Ppl have to move past the whole "i bought this gear coz i want that 70s sound" and more towards "i used this weird new plug to make my own sound".
Jun 08, 2010 04:28 am Quote:
COMPLETELY AGREE. I have just finished listening to approximately 30 albums back to back on a pair of 7 grand speakers in a nice room. Completely changed my life and my approach to mixing.
Really want to listen to MM's set up now... :).
Jun 08, 2010 05:56 pm You can't obtain a great master from a crappy mix. You can't obtain a great mix from a poor capture. Not to mention the artistical performance. Audio is a chain which reflects its weakest link. Every engineer tries hard to get the best results from the provided elements.
But I know MEs which refuse some artists or mixes because they don't fit in their quality standard. When your art is from no help, you must refuse the job. At that time you're a much better ME than which who accepts producing a piece of s~#@t.

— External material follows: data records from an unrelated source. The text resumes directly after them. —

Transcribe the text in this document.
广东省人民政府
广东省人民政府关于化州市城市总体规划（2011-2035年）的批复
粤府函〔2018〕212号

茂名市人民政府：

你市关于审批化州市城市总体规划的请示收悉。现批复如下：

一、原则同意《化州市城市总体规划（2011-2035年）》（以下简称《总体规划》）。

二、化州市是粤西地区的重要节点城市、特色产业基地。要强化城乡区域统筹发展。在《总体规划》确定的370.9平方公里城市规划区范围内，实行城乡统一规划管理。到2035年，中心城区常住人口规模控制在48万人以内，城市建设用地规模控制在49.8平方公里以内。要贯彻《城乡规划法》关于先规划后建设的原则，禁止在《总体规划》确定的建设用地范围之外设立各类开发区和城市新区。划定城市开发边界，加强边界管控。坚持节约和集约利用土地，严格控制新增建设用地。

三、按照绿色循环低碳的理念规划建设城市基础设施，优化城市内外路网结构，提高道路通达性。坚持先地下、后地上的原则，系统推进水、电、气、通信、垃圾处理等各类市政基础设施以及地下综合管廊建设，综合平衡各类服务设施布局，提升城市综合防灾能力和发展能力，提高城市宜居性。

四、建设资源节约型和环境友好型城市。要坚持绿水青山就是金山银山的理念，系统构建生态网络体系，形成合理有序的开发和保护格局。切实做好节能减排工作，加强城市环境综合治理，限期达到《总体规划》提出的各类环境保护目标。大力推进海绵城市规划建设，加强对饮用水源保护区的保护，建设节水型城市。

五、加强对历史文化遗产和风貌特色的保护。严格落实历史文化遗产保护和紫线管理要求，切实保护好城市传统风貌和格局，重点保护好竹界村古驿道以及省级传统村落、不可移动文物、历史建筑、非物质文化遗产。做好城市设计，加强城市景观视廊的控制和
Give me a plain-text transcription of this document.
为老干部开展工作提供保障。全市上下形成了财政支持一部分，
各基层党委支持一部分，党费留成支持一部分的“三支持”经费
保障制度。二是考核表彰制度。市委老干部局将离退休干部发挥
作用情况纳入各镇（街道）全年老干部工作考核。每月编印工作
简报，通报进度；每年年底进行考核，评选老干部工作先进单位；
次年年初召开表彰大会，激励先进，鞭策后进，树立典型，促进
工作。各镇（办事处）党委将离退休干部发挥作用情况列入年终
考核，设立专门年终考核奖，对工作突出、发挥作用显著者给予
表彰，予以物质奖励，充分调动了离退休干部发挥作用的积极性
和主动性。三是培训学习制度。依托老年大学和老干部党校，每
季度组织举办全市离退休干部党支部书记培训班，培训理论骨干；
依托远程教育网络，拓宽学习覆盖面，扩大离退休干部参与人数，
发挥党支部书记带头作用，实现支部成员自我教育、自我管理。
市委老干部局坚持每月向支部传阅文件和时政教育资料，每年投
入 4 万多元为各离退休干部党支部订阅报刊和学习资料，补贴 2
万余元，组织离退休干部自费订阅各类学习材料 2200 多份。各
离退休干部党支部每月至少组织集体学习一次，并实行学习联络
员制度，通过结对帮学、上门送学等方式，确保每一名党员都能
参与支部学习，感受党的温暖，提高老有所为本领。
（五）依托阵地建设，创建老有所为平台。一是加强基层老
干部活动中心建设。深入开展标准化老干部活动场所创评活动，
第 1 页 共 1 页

When on a pressed CD you hear an unpleasant ess, who(s responssible ? The singer, the mixer or the ME ? My response is both. But since the ME is at the end of the chain, he has to do his best to solse the issue. If nobody notices the de-essing, he's good. If he destroys the cymbal, he's bad.
A good production highlights the artist, Nobody must notice how complex was the mixing or the mastering.